But the sweet spot is in Dr. Matt McCarroll’s hands at Southern Illinois University Carbondale, where the chemistry professor is tasked with leading the Midwest’s first four-year program with a concentration on enology. Although full approval was still being sought in February, the plan is to offer — beginning this fall — enrollment into a Bachelor’s of Science degree program in Fermentation Science, the first in Illinois. Students can choose to specialize in craft beer or wine. Since 2011 McCarroll has taught a course in brewing beer while Dr. Brad Taylor, a viticulture research specialist in the Department of Plant, Soil and Agricultural Systems, teaches a class in winemaking and helped launch a local wine trail.
‘There are at least two or three dozen wineries in our immediate area that have experienced growth in the last 20 years,” says McCarroll. ‘There’s a significant presence and an economic impact from that tourism. A lot of what we do at the Fermentation Science Institute is trying to support and foster new breweries and wineries in the area.”
Like Moyer, Dr. Jodi Creasap Gee — program director of Kent State University Ashtabula’s viticulture and enology degree programs with VESTA — is a recent transplant tasked with growing a wine program. Already in place for three years when she arrived in 2013, students earn an associate’s degree in enology or viticulture.
‘If we hadn’t had the VESTA support, this program wouldn’t be here,” says Creasap Gee. ‘We need to have the program to increase the quality of education but also improve the quality of wine and grape production.”
Creasap Gee has winemaking roots in her family tree: her grandfather owned a winery in Central Ohio for many years. Ohio currently has about 200 wineries but in 2000 there were only between 55 and 75, she says. ‘The growth has been exponential. It’s a huge economic driver for the state,” says Creasap Gee.
Similar to UW-Madison, course content is a hybrid of virtual and face-to-face learning. Twice a semester students travel to Kent State for lab work or meet at a winery or vineyard. (There is also a research vineyard at the Ashtabula Agricultural Research Station 15 miles from campus, negating the need to plant a teaching vineyard, says Creasap Gee.) The rest of the 16-week semester consists of weekly online classes.
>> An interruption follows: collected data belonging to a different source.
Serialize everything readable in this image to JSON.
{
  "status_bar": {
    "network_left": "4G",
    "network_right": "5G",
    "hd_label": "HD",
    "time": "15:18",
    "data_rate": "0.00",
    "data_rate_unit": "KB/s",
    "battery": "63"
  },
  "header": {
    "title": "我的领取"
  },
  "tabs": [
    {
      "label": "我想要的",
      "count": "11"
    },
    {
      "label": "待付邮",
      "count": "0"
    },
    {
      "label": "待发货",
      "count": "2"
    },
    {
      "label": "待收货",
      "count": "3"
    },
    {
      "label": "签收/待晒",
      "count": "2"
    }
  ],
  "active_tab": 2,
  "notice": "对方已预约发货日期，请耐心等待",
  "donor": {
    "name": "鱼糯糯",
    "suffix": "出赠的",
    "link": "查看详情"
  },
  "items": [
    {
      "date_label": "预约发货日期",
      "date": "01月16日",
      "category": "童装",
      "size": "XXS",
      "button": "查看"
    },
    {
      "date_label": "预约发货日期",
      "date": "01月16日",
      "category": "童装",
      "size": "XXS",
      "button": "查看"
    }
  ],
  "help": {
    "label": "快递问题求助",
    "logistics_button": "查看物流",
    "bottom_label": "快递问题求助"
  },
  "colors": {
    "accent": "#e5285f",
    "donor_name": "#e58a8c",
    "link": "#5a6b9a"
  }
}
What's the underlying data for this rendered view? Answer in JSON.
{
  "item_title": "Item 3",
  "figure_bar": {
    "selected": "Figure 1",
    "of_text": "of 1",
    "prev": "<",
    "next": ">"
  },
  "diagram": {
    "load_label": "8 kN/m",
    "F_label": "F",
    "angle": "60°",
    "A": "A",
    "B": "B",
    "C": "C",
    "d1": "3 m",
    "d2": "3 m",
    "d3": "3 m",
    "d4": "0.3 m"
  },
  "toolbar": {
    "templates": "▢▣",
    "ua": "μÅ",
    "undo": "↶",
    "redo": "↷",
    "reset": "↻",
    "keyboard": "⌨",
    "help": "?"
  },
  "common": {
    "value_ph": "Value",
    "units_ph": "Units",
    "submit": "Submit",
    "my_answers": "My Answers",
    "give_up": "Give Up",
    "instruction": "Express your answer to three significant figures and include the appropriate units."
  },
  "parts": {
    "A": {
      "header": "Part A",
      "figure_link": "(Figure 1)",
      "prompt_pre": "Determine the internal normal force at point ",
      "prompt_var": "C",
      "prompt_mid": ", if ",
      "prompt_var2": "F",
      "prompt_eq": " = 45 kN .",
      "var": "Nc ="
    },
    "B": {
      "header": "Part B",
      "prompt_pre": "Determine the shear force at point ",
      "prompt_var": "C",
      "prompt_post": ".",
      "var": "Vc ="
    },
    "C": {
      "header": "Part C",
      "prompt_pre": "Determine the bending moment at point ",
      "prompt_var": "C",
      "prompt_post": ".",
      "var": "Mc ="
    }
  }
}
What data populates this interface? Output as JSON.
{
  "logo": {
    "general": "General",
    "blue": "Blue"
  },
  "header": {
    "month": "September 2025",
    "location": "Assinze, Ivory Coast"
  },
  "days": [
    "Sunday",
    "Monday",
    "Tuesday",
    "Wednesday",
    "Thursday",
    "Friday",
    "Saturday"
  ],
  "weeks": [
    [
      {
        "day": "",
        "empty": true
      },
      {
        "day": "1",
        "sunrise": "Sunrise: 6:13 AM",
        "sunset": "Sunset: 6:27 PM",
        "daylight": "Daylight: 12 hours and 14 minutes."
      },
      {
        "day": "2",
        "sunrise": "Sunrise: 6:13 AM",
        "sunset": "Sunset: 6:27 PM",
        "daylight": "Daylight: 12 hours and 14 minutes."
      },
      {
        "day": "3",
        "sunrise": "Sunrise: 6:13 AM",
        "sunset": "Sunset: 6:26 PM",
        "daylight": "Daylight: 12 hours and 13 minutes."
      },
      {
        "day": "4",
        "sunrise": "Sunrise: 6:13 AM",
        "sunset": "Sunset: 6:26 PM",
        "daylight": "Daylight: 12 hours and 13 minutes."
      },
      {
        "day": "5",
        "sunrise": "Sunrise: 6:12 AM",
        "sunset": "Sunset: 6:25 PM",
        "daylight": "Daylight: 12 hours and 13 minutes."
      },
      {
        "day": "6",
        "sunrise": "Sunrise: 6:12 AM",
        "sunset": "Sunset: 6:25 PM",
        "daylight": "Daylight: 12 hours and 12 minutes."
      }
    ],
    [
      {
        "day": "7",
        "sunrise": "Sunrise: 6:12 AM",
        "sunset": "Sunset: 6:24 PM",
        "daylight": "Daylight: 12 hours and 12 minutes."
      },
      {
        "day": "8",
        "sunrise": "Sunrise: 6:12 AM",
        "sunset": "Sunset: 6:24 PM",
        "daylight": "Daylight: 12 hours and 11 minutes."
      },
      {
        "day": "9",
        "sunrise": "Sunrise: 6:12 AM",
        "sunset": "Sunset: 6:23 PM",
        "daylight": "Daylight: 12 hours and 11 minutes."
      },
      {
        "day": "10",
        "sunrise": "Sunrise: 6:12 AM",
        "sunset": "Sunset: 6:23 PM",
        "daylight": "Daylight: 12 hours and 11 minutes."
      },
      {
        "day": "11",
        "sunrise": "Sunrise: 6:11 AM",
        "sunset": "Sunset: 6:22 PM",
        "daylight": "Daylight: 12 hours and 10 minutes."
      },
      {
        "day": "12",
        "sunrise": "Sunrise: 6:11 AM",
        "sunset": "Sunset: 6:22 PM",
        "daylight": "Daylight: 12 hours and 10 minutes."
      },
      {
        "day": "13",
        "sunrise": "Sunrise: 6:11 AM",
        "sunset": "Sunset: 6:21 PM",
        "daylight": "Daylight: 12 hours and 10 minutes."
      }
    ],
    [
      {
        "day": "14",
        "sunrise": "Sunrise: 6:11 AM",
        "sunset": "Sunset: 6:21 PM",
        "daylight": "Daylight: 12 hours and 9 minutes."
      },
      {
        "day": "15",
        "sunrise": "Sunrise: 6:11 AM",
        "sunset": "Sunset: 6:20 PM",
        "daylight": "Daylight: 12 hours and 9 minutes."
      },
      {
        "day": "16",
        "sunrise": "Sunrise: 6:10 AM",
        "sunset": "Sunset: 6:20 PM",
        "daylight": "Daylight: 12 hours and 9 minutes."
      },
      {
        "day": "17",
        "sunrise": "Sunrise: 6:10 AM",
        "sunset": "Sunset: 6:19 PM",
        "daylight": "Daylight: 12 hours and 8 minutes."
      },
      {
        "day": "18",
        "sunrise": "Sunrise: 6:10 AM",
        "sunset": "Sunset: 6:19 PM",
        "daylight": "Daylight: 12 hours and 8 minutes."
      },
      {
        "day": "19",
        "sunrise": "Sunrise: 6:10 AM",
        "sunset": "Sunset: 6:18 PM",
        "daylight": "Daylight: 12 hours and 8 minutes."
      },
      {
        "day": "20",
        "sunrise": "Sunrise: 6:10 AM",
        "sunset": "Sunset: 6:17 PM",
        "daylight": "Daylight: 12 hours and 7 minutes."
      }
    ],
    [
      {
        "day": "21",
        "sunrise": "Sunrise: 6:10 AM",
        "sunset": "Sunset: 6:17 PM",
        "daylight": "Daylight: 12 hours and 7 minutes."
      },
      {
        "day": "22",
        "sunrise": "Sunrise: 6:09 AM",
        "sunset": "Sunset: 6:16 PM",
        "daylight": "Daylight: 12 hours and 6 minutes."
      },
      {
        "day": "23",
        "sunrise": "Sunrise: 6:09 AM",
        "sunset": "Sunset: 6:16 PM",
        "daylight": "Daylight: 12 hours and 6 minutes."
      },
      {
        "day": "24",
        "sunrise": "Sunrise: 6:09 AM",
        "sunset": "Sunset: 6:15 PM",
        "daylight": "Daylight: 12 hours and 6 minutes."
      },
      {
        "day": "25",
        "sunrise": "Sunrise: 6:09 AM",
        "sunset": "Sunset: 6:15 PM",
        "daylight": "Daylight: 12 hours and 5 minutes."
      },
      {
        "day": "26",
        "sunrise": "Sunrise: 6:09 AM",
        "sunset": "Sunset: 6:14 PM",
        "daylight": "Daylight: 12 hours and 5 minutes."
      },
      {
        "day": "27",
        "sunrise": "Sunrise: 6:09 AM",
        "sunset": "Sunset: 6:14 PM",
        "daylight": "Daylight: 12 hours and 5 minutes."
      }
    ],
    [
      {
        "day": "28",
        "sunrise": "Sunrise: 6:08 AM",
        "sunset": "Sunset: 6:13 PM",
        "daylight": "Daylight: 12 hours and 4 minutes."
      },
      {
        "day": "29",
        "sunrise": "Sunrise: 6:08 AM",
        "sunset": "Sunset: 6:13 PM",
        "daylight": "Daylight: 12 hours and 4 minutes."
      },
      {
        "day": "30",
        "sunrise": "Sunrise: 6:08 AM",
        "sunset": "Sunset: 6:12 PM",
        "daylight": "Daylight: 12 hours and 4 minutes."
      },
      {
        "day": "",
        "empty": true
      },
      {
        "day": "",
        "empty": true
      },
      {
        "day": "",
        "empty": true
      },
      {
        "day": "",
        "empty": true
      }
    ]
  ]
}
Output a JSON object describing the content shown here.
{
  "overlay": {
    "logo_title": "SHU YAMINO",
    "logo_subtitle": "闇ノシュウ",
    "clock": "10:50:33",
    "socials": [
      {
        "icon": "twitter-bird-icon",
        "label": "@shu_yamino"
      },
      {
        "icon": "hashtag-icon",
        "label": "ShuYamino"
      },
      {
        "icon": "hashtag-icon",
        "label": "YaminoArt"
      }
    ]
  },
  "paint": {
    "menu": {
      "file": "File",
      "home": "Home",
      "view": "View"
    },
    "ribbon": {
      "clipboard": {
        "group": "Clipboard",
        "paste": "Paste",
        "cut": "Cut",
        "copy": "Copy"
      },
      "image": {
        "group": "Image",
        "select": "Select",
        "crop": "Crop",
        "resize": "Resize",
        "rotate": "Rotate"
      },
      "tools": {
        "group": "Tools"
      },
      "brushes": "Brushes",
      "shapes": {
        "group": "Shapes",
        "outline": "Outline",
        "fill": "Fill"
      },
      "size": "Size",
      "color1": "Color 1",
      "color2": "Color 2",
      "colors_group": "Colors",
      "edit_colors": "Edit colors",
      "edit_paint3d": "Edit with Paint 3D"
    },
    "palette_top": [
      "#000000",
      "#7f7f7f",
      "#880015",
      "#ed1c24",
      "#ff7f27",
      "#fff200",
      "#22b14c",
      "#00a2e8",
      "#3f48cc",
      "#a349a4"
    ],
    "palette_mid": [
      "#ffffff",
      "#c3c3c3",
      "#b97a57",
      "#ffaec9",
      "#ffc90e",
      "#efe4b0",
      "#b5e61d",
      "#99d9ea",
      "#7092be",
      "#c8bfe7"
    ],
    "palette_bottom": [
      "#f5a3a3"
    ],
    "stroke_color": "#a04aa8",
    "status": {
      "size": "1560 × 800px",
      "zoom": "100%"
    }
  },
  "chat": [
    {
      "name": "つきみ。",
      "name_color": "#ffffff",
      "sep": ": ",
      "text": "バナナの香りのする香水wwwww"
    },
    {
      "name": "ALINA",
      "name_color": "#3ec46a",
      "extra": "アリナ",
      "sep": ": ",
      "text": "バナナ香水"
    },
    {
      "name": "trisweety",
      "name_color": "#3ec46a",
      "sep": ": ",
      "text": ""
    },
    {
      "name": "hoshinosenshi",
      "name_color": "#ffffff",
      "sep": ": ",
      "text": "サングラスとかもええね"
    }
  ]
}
Creasap Gee has noticed an uptick in enrollment every year. Currently there are 50 students from throughout Ohio. For the fall 2014 semester, 26 hailed from Kent State. ‘Our average student hovers around 40 years old. They are definitely (in their) second career. They want to retire and have a vineyard or winery or work at one,” says Creasap Gee. Only four have graduated — because most choose to audit the classes — but all four are employed in the industry, including managing a vineyard at an Ohio culinary school and working for a wine-packaging company in New York’s Finger Lakes region. According to Creasap Gee, some Ohio wineries pay their employees to take the VESTA courses.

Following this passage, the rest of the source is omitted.